Le candidat à la présidentielle égyptienne Ahmad Chafiq s'est engagé samedi à ne pas revenir au régime du président déchu Hosni Moubarak, dont il a été le dernier premier ministre, en promettant de poursuivre sur la voie de la «révolution» et en tendant la main aux perdants.

«Je m'engage aujourd'hui auprès de tous les Égyptiens: nous allons commencer une ère nouvelle (...) Ce qui est passé appartient au passé», a déclaré à la presse M. Chafiq, qui doit affronter le candidat des Frères musulmans Mohammed Morsi au second tour les 16 et 17 juin.

«Il n'y a pas de place pour un retour à l'ancien régime. L'Égypte a changé et on ne peut pas revenir en arrière», a-t-il ajouté, cherchant visiblement à dissiper son image d'homme de l'ancien système, accusé vendredi soir par les Frères musulmans de mettre la révolution «en danger».

L'ancien premier ministre avait dû quitter ses fonctions sous la pression de la rue en mars 2011, peu après la démission de M. Moubarak.

Cette élection «historique (...) n'aurait pas pu avoir lieu sans la glorieuse révolution», a-t-il lancé, avant de s'adresser aux jeunes qui ont lancé le soulèvement, citant les «coalitions de jeunes de la révolution et les jeunes du 6-Avril».

«La révolution que vous avez provoquée vous a été confisquée», a-t-il dit, faisant apparemment allusion aux Frères musulmans, vainqueurs des dernières législatives. «Je me suis engagé et je m'engage à vous en rendre les fruits».

M. Chafiq est abhorré par les mouvements de jeunes révolutionnaires, qui le voient comme un symbole de l'ancien régime dont la victoire menacerait leurs idéaux.

Le général, ex-chef d'état-major de l'armée de l'air devenu ministre de l'Aviation civile, s'est posé en rassembleur «prêt à dialoguer avec tous les courants», en faisant un appel du pied aux électeurs de ses rivaux, notamment le candidat de gauche Hamdeen Sabbahi, qui serait le troisième homme de l'élection, et l'islamiste Abdel Moneim Aboul Foutouh.

Il a appelé «ceux qui rêvent et ceux qui sont en colère, les ambitieux et les déprimés, les chômeurs et les travailleurs, les musulmans et les coptes, les islamistes, les libéraux et les gens de gauche» à se rassembler derrière lui.

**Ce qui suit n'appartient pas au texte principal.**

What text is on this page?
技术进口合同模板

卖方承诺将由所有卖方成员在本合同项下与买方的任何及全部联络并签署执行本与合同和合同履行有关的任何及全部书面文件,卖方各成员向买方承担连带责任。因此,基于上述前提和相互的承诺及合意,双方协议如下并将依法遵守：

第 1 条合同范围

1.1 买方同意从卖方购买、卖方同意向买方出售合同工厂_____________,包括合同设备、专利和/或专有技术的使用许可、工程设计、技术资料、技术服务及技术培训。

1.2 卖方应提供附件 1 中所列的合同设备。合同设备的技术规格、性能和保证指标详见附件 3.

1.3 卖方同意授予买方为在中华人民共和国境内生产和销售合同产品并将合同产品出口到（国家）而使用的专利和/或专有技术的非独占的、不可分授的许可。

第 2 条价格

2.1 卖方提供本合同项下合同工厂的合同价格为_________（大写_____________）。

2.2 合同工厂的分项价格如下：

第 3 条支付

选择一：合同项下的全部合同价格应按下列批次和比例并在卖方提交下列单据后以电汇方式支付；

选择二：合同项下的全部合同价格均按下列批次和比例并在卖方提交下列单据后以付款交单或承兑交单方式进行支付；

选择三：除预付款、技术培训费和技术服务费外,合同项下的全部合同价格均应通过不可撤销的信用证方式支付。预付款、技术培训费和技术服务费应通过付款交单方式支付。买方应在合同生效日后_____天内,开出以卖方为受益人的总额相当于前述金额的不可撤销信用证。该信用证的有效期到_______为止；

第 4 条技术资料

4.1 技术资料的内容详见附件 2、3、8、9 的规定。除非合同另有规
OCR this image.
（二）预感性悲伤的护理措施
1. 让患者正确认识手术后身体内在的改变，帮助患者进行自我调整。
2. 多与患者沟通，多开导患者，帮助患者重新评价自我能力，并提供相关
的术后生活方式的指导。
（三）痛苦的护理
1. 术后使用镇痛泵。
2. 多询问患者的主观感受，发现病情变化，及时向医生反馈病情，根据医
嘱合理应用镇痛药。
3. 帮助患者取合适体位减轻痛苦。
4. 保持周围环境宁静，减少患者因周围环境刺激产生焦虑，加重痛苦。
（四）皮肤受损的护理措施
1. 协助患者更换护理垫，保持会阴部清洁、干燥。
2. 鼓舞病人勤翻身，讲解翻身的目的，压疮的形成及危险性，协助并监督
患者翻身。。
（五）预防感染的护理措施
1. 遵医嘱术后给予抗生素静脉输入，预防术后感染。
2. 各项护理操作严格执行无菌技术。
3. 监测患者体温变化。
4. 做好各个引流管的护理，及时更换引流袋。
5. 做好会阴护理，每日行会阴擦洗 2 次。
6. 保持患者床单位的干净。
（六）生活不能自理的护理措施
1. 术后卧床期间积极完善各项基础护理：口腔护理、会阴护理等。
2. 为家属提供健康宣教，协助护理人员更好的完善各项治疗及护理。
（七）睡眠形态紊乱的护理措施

«Je considère que le message des Égyptiens pendant cette élection est que l'Égypte est à tout le monde, nous construisons et nous ne nous vengeons pas», a-t-il dit. «Que personne ne soit exclu, que personne ne soit écarté».

«Il y a une tendance islamiste et une tendance dite libérale. Je sens que la population est assez mûre (...), que sans pression et sans monopole, l'équation se résoudra toute seule», a-t-il ajouté.

«Le Parlement a son rôle, le chef de l'État son rôle, le gouvernement le sien, il n'y aura pas de confrontation» avec l'Assemblée du peuple dominée par les islamistes s'il est élu président, a-t-il assuré.

De nouveau interrogé sur ses liens avec l'ancien régime, il a répondu avec impatience, visiblement excédé: «Encore? J'en ai marre».

Après la conférence de presse, il a dit à l'AFP être «bien sûr» confiant de remporter le second tour.

M. Chafiq a fait sa campagne sur des promesses de retour à la stabilité et à la sécurité destinées aux nombreux Égyptiens inquiets face à la montée de la crise économique et de la criminalité.

Il est aussi soutenu au sein de la communauté chrétienne copte (près de 10 % de la population), anxieuse de la montée de l'islamisme.